Kristen Stewart as Bella: Not unlike British look-alike Emma Watson, Stewart doesn’t quite sell her character’s persona. Is Bella emo? Is she hipster? What’s with her instant popularity? It’s tough to tell whether Bella even likes Forks (the small town she moves to) until she just comes out and says it. That said, Stewart does manage to carry the movie and brings an air of cool-chick substance into her character’s flighty, melodramatic tendencies. And her chemistry with Pattinson is palpable. Score: 7
Robert Pattinson as Edward: There’s a reason Pattinson (or “R-Patz,” as his most loyal spastic fans have lovingly christened him) is such a new age heart-throb. Not only did he play the tragic hero Cedric Diggory in Harry Potter and the Goblet of Fire, but his look has been carefully purposed for maximum swoonage. Everything from his sky-high hair to his trendy shades begs for “that kind” of attention. His performance starts out nothing short of rancid; his awkward nervousness when Bella sits next to him in Biology literally embarrassed me. But as he breaks into his character and starts spinning the elaborate web that is Edward’s personality, things don’t look quite as bleak. Score: 5
Talking: The film often sounds exactly like what it is—an adaptation. Having not read the book, I could still pinpoint the dialogue and puns that were ripped right off Twilight’s paperback page. As Bella and Edward’s unconventional romance develops, this becomes even more noticeable. Score: 4
Sights: Twilight is set in one of the country’s most beautiful regions, and it plays off the environment well. Washington is featured prominently, even celebrated. In fact, it’s almost enough to distract from the sure-to-be-Razzie-nominated costume design. What was that? They don’t give Razzies in costume design? Don’t worry—they will. Score: 4
Sounds: As cringe-worthy as the idea of a game of vampire baseball sounds (and admittedly is), it’s exactly what happens during one sonically-charged scene. Ultimately, setting it to music and punctuating it with sharp cracks (from both thunder claps and lucky strikes) proves it isn’t imagination Hardwicke lacks with Meyer’s Twilight—it’s the ability to execute. Score: 4
Best Scene: The best thing Stewart and Pattinson have going for them is each other. Their sexual tension is very real, and ultimately the best thing about the movie. That’s why one scene midway through the film, when hormones almost get the better of both of them, is one of the most resonant.

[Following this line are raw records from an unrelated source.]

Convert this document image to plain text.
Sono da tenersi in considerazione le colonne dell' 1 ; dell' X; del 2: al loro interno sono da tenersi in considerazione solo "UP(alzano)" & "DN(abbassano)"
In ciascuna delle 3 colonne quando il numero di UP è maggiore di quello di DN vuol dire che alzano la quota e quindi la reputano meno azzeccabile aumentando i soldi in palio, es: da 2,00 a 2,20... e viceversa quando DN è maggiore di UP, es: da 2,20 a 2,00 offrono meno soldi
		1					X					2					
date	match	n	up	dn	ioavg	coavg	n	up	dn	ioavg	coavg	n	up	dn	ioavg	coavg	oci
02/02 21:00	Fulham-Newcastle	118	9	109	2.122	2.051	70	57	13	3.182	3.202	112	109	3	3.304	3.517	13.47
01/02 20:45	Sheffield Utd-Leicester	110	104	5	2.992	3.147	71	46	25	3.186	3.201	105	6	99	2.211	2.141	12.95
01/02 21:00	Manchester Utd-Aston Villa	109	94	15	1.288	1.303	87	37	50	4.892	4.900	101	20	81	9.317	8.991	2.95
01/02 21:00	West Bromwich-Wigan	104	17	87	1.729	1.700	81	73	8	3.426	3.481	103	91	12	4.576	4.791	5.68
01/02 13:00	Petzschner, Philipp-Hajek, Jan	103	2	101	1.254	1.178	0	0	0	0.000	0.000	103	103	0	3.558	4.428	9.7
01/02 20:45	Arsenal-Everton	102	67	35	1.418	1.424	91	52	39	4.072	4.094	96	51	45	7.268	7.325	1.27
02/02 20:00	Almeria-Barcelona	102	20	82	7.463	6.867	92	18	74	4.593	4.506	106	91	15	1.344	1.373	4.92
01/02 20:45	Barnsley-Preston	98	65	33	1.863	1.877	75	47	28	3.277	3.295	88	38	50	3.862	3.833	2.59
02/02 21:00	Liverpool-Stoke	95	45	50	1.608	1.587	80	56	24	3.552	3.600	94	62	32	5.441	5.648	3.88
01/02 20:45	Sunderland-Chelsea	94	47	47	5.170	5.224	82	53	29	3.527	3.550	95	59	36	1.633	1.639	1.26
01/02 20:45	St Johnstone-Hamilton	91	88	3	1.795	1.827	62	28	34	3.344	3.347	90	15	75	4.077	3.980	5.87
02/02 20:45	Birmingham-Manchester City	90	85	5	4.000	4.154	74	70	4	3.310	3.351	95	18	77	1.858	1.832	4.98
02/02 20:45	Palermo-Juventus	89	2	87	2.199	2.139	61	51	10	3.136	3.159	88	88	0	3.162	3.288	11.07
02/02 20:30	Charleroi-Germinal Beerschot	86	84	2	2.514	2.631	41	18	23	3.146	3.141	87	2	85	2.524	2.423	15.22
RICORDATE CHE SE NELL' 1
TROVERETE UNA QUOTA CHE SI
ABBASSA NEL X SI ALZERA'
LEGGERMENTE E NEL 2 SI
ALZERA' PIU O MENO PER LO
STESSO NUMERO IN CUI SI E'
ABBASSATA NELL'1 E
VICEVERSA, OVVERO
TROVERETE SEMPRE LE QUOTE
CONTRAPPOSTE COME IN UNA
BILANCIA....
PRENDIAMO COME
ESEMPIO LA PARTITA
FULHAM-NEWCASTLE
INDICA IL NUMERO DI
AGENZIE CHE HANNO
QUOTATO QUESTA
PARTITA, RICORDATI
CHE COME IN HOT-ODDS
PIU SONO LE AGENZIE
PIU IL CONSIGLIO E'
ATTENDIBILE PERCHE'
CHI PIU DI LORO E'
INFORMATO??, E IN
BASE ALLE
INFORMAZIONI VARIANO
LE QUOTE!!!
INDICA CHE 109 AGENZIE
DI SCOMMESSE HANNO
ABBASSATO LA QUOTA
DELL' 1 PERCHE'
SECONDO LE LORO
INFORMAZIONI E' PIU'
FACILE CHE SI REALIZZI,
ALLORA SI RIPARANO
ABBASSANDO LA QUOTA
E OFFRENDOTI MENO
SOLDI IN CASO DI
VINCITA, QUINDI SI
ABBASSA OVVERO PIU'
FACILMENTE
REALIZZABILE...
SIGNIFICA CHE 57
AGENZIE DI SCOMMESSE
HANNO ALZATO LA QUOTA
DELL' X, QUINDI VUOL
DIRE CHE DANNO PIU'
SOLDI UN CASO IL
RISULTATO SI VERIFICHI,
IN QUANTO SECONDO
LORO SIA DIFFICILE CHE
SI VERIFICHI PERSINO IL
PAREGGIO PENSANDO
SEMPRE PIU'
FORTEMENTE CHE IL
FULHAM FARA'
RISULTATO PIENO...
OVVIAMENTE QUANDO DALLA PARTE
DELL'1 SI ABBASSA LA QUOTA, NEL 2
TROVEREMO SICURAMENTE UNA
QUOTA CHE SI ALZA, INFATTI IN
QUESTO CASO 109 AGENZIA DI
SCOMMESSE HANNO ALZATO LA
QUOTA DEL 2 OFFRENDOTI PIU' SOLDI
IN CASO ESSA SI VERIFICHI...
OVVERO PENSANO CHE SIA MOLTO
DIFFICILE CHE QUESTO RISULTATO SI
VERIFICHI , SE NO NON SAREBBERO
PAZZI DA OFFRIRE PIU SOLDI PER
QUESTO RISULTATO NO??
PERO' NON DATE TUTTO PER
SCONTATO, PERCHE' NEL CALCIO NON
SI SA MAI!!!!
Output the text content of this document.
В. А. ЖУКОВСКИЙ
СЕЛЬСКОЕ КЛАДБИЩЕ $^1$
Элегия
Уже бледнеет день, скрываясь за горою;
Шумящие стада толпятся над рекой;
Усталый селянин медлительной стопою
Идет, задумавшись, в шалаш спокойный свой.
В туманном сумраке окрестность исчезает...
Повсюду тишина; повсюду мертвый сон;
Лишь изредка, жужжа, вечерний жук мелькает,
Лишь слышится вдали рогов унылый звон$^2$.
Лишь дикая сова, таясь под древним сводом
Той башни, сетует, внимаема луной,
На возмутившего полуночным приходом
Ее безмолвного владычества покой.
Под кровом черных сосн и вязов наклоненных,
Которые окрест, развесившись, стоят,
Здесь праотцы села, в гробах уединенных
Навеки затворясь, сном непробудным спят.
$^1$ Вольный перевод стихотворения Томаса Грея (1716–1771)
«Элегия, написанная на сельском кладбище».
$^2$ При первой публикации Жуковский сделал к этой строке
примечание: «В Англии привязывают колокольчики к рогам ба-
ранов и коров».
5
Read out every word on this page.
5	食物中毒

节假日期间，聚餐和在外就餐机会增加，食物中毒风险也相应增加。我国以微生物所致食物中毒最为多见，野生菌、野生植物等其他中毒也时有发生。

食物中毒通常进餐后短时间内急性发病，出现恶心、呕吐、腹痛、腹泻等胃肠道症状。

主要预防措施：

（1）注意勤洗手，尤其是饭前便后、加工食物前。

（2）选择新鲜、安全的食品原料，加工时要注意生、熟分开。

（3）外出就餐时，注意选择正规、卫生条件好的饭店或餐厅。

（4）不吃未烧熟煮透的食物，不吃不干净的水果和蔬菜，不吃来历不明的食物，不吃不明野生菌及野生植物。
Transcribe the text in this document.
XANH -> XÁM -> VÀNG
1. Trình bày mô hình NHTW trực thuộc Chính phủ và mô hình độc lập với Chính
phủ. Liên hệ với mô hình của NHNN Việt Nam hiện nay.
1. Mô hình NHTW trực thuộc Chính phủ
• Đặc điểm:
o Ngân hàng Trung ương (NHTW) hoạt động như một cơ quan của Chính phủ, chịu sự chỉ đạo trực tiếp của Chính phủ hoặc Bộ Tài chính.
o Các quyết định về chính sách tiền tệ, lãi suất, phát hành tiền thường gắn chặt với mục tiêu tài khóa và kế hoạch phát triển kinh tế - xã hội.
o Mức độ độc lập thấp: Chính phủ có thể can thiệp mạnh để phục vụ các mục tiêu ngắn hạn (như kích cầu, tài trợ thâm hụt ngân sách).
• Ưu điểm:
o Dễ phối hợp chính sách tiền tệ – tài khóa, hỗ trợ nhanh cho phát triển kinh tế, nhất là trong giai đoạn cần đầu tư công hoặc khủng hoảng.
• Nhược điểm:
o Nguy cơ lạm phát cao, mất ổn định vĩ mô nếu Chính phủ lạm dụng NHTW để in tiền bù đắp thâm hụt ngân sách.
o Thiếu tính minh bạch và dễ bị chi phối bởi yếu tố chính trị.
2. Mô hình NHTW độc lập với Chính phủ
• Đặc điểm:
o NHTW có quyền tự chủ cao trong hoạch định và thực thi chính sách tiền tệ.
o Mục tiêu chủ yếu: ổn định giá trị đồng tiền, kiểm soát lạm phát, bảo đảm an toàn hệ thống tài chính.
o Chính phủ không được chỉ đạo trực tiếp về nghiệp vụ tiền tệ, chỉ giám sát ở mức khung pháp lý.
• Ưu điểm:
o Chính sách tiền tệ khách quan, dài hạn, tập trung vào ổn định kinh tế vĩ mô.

Ending: Ultimately, things end up much they way they began. Whispers of what promises to be a complicated relationship with Bella’s childhood friend Jacob Black, whose family has a long and mysterious rivalry with the Cullens, leaves a sour taste in audiences’ mouths. Despite the sickly sweet final prom scene, it remains an after taste.
Questions: What exactly is Bella Swan thinking when she sticks by Edward, a stranger, and an obvious threat? What are we supposed to think about her? It’s easy to dismiss Edward’s character as just “complicated,” but the story is driven by Bella’s decisions. And yet, despite plenty of wasted opportunity on Hardwicke’s part, I don’t really understand her.
Rewatchability: Even though it’s a lackluster first viewer, something tells me Twilight is a potential grower. It may never get any better, but you may not care as much.
It’s tempting to rip Twilight apart for it’s paper-thin plot, cardboard dialogue, chronic overacting and made-for-SNL costume choices, but credit is due to Hardewicke’s ability to set a scene and a pace. I didn’t believe in the characters or the story much, but I believed in where they were, how they got there and significance of place and time in the story. It moved along well, and I felt a kinship for Forks by the closing credits.
The going is tough for films that are preceded by too much hype, as Twilight was by all accounts. With so many adoring fans, and so many cynics with giant hooks waiting in the wings, it was almost impossible for this teen reader to be more than “not awful” under the sheer weight of expectation. “Not awful” Twilight is, ultimately—and as promised, it isn’t much more.